The success of their vaccination clinics became so widespread that community groups would often reach out to the leadership and “pop up” PODS would be arranged in convenient community locations including schools and churches.
“We all had bins of supplies in our cars,” Ms. Walsh-Feeks says, and with short notice there would be an ambulance at the site, and groups of nurses, including nursing students who couldn’t do clinical hours during the pandemic, to make up the workforce needed to get more people vaccinated. Most recently Stony Brook Medicine has been contacted by schools to do vaccinations for kids 12 and over as they get ready to return to in-person learning.
“We’re not turning down any opportunity to give a vaccine,” she says. “We dove headfirst into this, and we figured out how to do this really, really well, and really safely.”
PODS on pause—for now
While the mass vaccination sites have ended and dismantled, with the exception of one, Ms. Walsh-Feeks notes that they may be reinstated—and fast—as booster shots are needed and available. “We’ve kept all of our supplies intact and kept everybody’s competencies up,” she says. “We are waiting for direction and feel confident we can set up PODS with very little notice”.

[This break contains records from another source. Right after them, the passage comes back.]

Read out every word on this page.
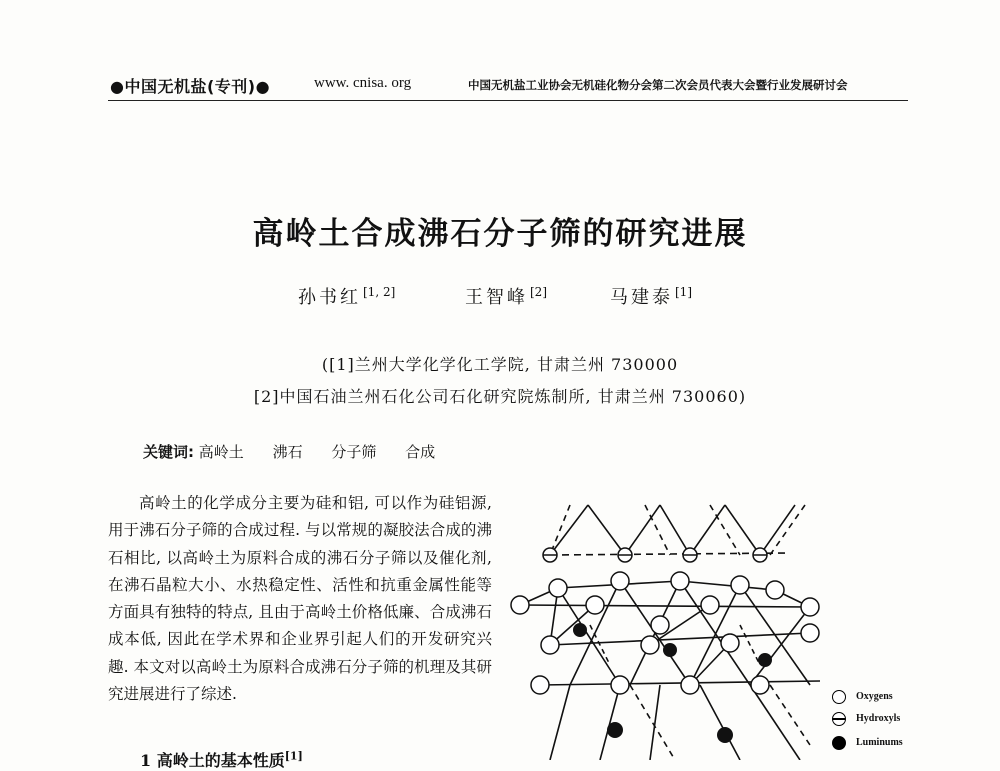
●中国无机盐(专刊)●	www. cnisa. org	中国无机盐工业协会无机硅化物分会第二次会员代表大会暨行业发展研讨会
高岭土合成沸石分子筛的研究进展
孙书红 [1, 2]	王智峰 [2]	马建泰 [1]
([1]兰州大学化学化工学院, 甘肃兰州 730000
[2]中国石油兰州石化公司石化研究院炼制所, 甘肃兰州 730060)
关键词: 高岭土 沸石 分子筛 合成

高岭土的化学成分主要为硅和铝, 可以作为硅铝源, 用于沸石分子筛的合成过程. 与以常规的凝胶法合成的沸石相比, 以高岭土为原料合成的沸石分子筛以及催化剂, 在沸石晶粒大小、水热稳定性、活性和抗重金属性能等方面具有独特的特点, 且由于高岭土价格低廉、合成沸石成本低, 因此在学术界和企业界引起人们的开发研究兴趣. 本文对以高岭土为原料合成沸石分子筛的机理及其研究进展进行了综述.

1 高岭土的基本性质[1]
Oxygens
Hydroxyls
Luminums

“We’ll also go out into the communities, because we recognize that was a really effective approach, to partner with schools, faith-based and community-based organizations,” Ms. Walsh-Feeks says.
Her training as a pathologists’ assistant definitely gave her an advantage in leading these vaccination efforts, Ms. Walsh-Feeks says. “As a PA there is a roadway to doing certain things, you have to follow procedures, and you have to be incredibly detail-oriented and have good time management skills.” And those are the skills, she notes, that helped her, as well as the team, succeed with these successful vaccination events.
Even though they’d never done this before.